Irrespective, an ecumenical secular humanism, be it anchored on universalism/naturalism, then earns much credence as it ties humanity with humility to other fellow human beings, the mother nature and the universe through a clear sense of self-guided consciousness and quest for the truth; duties toward family and community, ethics and rationales, aesthetics and tranquility, love and affection, sympathy and compassion, humility and empathy, logic and facts, and justice and empirical evidence then become the hallmarks of life.  I should emphasize show that religiosity should not any longer be allowed to exert exclusive monopoly on these guiding pillars of life, but rather, these could be independently envisaged and practiced by any non-religious human.

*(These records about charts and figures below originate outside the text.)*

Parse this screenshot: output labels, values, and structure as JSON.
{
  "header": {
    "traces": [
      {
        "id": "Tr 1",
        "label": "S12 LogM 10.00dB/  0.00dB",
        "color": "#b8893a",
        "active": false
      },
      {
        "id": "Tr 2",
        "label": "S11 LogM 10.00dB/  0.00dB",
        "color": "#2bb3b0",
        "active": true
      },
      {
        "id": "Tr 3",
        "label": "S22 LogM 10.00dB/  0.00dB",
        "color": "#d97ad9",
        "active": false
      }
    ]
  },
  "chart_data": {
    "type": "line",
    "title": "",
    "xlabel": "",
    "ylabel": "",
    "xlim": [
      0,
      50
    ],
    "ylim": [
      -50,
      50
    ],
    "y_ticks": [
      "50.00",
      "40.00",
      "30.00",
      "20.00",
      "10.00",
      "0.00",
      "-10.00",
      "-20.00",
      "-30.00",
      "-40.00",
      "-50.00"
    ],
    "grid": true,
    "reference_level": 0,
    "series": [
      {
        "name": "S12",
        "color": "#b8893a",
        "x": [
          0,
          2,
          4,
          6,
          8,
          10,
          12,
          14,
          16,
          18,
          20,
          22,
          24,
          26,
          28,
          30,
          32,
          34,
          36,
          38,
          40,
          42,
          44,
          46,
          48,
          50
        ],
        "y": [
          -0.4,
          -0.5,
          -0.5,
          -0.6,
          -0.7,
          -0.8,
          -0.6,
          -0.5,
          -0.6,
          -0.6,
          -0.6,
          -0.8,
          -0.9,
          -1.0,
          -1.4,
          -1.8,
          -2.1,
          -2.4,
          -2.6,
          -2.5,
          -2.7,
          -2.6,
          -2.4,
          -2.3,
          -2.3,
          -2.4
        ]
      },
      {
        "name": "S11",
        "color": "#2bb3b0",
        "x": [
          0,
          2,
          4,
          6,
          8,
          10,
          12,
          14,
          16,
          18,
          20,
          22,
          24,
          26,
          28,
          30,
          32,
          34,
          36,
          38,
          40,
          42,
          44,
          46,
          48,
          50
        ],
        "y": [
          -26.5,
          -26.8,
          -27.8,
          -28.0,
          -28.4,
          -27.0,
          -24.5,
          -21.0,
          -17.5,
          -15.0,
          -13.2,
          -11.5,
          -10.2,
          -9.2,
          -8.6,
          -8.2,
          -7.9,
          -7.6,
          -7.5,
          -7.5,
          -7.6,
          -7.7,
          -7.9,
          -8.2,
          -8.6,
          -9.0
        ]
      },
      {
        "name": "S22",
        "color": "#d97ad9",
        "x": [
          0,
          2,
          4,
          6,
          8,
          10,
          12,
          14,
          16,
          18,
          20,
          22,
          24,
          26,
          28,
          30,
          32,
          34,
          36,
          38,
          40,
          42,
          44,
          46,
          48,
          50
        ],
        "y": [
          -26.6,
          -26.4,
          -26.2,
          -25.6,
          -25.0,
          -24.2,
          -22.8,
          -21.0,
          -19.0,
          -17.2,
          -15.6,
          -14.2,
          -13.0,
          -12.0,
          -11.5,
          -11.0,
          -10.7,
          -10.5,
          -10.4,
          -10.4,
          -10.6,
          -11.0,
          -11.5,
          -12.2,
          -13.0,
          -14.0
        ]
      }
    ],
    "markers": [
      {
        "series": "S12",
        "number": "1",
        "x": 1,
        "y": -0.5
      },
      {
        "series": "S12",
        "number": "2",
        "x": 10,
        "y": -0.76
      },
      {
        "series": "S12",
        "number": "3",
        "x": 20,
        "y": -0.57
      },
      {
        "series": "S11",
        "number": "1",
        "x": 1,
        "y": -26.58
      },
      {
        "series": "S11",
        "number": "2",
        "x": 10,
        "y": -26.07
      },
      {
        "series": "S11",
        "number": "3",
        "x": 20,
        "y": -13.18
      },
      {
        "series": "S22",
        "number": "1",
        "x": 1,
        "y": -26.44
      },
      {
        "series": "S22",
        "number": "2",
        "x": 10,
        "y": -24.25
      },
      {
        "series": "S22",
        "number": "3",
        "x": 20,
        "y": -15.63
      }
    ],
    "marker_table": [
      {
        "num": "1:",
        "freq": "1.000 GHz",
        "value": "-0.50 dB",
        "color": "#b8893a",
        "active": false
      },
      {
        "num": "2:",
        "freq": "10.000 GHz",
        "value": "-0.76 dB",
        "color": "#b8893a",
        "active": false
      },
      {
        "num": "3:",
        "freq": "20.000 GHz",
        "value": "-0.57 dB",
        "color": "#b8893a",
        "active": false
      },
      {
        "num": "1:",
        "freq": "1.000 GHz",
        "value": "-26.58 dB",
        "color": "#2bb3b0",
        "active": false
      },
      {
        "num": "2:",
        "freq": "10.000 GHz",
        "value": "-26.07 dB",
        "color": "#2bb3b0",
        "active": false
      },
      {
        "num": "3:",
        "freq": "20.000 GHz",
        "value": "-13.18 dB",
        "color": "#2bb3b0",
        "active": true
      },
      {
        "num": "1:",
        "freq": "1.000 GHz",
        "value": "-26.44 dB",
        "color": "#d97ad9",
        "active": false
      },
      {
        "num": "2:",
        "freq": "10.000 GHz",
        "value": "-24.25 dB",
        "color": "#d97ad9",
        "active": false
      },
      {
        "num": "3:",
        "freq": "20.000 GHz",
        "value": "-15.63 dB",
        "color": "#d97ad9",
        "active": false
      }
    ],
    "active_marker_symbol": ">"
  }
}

In summary, and as inscribed on the entrance arch of the U.N. Headquarters in Geneva, perhaps no one has ever articulated the true essence of humanity as Sa’adi the 13th CE century Persian Poet did:

All Humans are integral members of One frame
Since all at first, from the same One essence came.
When by hard fortune One limb is oppressed
The other members lose their desired rest.
If thou feel’st not for others’ misery
A Human therefore, is no name for thee.

And Confucius’  (551-479 BCE) statement, “Don't do unto others what you don't want others to do unto thou,” will more than suffice for all humanity, does it not?


The Author,
born in Iran in a diverse family comprised of the Shiite and Sunni Muslims as well as Jewish, Armenian Christian and Zoroastrian lineage, is a naturalized American who has resided in the U.S. for nearly forty years. As the steward of nature, she has come to believe in and advocate for secular universal humanism and equal justice for all on earth.